Hey,
I am training a machine learning model on the MaterialsProject database and it seems, that the performance of my model has decreased. I order to check if I messed up my model, I am trying to download the old data with the deprecated datapoints. Is this still possible? I tried to query the structures like this:
with MPRester(self.apikey) as m:
query = m.query(
criteria={"deprecated": True},
properties=["deprecated", ],
)
for q in query:
if q["deprecated"]:
print("deprecated!")
but it seems like there are no deprecated structures in the data, because nothing is printed.
It should be possible, however I see the same issue. It may be that the deprecated flag is not whitelisted and so is ignored when you perform the query.
If you’re using a newer version of pymatgen you can also check your ~/.pmgrc.yaml log to see what database version you were using more often, perhaps the database version changed after you trained your model.
If this is causing a specific problem for your work, if you let me know the exact database version and fields you need, I can send you a database dump from an older version.
Note that in our upcoming API you will be able to query for data from a given database version to avoid this issue, but this is not yet publicly available. We’re working hard however
thanks a lot for your reply and for your nice work!
I was trying to reproduce our own benchmark from a paper released in 2018. Do you think it is still possible to get database with Version 2.0.0 (Release Date: 04/13/2016). I think this must have been the data, that has been used for our benchmark model. I would need the structures and the “formation energy per atom”.
That version from 2016 is pretty far back for us, I’m not sure I have it to hand. All the tasks from back then should still be available via the API if you wanted to reconstruct the formation energies but it’d be a bit of an effort. I’ll check however.
We have a new release coming soon with an updated compatibility scheme, meaning better formation energies, so you may prefer to wait for that and re-train with that data.
There is also a data dump from some collaborators that’s available from 2018 Graphs of materials project where they archived data for training of their own ML models. I’d definitely encourage creating an archive of training data prior to publishing a model because the up-front values reported by the Materials Project do change as new calculations come in, even if data for individual calculations remains available it can be an effort to re-construct derived information like formation energies.
thanks for your reply! I started a training session based on the 2018 dataset and this seems to reproduce the benchmark pretty well. So there is no need for the old 2016 data. Thanks a lot for your help!
Glad to hear it! Our new release went live yesterday too, so you may find our new data better as well. On the imminent horizon will also be the release of our new formation energy scheme which will hopefully make our predictions that much closer to experiment too.

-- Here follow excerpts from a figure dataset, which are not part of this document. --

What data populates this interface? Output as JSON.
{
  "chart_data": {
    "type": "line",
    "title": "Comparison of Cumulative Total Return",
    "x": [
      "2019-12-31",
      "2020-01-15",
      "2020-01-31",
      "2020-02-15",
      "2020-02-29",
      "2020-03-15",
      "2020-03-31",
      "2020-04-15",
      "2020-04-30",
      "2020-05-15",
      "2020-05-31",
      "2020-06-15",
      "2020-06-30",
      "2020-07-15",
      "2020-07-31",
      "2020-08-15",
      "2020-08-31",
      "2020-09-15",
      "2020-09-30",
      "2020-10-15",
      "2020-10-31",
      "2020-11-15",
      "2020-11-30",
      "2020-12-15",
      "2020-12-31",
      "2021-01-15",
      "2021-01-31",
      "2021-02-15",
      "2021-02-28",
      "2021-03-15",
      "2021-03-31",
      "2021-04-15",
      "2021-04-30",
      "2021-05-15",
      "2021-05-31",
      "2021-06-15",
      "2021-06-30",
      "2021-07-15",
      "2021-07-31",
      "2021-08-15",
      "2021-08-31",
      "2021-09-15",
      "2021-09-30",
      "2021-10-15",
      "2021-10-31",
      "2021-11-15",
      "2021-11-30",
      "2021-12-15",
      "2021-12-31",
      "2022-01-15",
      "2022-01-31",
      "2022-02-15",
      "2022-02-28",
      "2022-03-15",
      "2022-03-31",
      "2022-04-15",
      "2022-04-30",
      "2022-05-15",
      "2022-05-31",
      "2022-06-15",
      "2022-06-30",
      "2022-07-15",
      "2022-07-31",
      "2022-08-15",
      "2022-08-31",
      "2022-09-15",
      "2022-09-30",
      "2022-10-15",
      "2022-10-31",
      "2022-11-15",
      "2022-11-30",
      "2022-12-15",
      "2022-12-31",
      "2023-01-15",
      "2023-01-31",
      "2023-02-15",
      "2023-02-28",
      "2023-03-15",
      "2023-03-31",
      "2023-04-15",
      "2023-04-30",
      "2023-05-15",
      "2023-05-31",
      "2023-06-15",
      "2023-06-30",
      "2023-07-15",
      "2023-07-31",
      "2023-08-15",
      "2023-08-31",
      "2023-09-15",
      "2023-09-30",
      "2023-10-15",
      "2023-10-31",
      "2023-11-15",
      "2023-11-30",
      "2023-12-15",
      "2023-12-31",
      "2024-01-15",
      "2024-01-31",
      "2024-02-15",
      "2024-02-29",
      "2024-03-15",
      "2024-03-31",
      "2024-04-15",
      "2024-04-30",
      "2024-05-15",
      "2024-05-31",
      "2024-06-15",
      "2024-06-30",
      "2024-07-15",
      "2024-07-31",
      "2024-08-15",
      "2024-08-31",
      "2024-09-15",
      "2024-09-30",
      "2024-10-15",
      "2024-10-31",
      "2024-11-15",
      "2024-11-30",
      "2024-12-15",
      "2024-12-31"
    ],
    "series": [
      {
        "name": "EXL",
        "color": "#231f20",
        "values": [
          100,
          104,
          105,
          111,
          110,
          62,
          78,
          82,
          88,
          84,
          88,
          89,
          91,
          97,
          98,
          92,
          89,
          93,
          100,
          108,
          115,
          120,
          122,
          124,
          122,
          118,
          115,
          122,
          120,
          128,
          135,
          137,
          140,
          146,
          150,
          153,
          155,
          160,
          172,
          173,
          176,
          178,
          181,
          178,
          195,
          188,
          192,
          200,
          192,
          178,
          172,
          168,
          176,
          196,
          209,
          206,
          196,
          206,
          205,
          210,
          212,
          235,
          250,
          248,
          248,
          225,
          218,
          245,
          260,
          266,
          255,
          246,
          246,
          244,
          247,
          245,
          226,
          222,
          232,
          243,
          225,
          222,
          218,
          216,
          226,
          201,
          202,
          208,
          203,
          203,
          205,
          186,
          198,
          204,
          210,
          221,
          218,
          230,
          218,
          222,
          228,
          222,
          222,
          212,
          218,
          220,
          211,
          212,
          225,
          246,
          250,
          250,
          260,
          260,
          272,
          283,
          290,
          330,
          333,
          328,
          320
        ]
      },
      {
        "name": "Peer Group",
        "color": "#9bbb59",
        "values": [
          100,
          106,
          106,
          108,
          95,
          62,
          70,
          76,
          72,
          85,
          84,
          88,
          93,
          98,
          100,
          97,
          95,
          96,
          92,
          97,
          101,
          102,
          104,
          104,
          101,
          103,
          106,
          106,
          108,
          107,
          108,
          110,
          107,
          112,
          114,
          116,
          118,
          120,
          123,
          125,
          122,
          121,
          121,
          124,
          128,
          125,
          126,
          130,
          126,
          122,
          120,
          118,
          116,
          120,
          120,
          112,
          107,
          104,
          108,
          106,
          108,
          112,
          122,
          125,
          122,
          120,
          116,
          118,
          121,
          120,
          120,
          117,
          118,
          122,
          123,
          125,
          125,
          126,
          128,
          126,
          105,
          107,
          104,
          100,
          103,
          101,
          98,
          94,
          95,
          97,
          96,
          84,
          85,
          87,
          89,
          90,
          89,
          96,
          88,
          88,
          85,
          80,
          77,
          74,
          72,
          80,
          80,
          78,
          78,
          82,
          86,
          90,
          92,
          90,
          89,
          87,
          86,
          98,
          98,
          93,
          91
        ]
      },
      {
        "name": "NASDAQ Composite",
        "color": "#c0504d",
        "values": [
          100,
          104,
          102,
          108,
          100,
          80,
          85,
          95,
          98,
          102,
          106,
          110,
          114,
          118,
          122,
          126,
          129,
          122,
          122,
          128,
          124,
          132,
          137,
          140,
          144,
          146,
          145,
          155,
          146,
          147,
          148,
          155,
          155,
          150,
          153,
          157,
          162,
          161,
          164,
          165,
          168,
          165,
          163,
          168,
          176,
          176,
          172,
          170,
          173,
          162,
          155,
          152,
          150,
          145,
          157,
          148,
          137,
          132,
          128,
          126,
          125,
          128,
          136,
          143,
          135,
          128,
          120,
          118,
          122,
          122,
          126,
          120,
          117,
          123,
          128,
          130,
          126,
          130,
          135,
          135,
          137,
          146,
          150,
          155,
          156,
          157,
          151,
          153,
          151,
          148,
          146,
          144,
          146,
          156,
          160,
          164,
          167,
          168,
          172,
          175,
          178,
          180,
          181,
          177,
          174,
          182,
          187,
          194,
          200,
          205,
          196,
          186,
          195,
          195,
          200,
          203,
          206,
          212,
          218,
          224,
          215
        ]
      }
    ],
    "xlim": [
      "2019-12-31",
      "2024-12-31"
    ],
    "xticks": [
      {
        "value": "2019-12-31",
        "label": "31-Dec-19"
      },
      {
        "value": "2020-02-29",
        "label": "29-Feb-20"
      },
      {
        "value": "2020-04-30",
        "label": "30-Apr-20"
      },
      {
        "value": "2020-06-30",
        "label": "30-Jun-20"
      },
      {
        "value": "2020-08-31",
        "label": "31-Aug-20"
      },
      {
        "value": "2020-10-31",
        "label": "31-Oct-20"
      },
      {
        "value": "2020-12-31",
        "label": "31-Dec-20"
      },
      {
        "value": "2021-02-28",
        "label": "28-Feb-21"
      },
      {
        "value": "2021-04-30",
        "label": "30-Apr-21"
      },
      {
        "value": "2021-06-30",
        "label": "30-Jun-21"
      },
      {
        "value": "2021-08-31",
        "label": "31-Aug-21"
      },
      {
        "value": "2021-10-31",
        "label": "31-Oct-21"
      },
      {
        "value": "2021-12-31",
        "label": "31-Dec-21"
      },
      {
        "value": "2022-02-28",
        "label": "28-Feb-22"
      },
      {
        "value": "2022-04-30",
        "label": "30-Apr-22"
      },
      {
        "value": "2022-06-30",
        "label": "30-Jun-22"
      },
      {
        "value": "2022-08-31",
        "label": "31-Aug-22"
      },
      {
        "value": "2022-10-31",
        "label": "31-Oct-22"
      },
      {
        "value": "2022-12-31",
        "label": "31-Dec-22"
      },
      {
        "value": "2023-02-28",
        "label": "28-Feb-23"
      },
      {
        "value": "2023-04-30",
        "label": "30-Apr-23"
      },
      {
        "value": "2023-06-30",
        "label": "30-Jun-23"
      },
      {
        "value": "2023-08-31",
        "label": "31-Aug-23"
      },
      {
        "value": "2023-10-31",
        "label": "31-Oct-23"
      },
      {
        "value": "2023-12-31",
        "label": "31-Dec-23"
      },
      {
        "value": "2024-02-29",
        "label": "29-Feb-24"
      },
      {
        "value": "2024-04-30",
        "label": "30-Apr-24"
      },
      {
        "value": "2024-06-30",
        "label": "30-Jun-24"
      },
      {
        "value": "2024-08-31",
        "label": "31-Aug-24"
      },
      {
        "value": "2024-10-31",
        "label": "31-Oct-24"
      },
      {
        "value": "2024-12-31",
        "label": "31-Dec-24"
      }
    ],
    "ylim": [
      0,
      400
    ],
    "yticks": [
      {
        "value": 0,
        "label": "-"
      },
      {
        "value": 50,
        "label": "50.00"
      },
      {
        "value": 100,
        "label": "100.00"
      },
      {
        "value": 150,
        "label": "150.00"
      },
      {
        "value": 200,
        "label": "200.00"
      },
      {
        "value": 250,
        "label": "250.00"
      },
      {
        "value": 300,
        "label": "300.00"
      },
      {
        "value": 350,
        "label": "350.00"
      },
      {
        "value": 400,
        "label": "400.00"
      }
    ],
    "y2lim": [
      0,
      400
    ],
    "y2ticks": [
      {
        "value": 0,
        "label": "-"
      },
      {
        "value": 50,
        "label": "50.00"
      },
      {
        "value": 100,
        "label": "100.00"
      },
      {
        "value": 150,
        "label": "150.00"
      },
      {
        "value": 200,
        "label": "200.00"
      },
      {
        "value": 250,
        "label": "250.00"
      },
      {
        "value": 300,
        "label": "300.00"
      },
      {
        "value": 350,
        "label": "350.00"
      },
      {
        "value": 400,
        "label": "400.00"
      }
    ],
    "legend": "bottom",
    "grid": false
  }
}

I am currently running a high-throughput project of ternary hydrides and also encountered the issue of some structures being deprecated in the newest database (pymatgen 2022.0.16, db 2020_09_08). I have tried to query these structures by setting "deprecated": True in criteria when using the query function (just like how Stefaan did in the initial code) but the results seem to be only showing the existing structures, i.e. "deprecated": False. Below is my testing code:
The number of entries won’t change whether the “deprecated” tag is set or not.
I am quite confident there are deprecated structures that meet these searching criteria, etc. Li2MgH4, mp-1104241, hence would like to get some help regarding how I can properly access this info.
I will put a note in here that deprecated data retrieval is working with the new API client. Just add deprecated=True as an input parameter to the query method.
from mp_api import MPRester
# Retrieve data for all deprecated materials
with MPRester() as mpr:
docs = mpr.query(deprecated=True, fields=["material_id",
"deprecated",
"task_ids",
"formula_pretty",
"energy_above_hull"])
@munrojm Haven’t converted any code to the new API yet. Is it stable now? Do I understand correctly, there’s no known way to get deprecated materials from the old API?
Hi @janosh, sorry for the late reply. Things are fairly stable with the new API client. However, I would maybe hold off a little bit longer until it is closer to public release if your stuff is mission critical. You should still be able to use the existing API if you have the task_id for the deprecated calculation.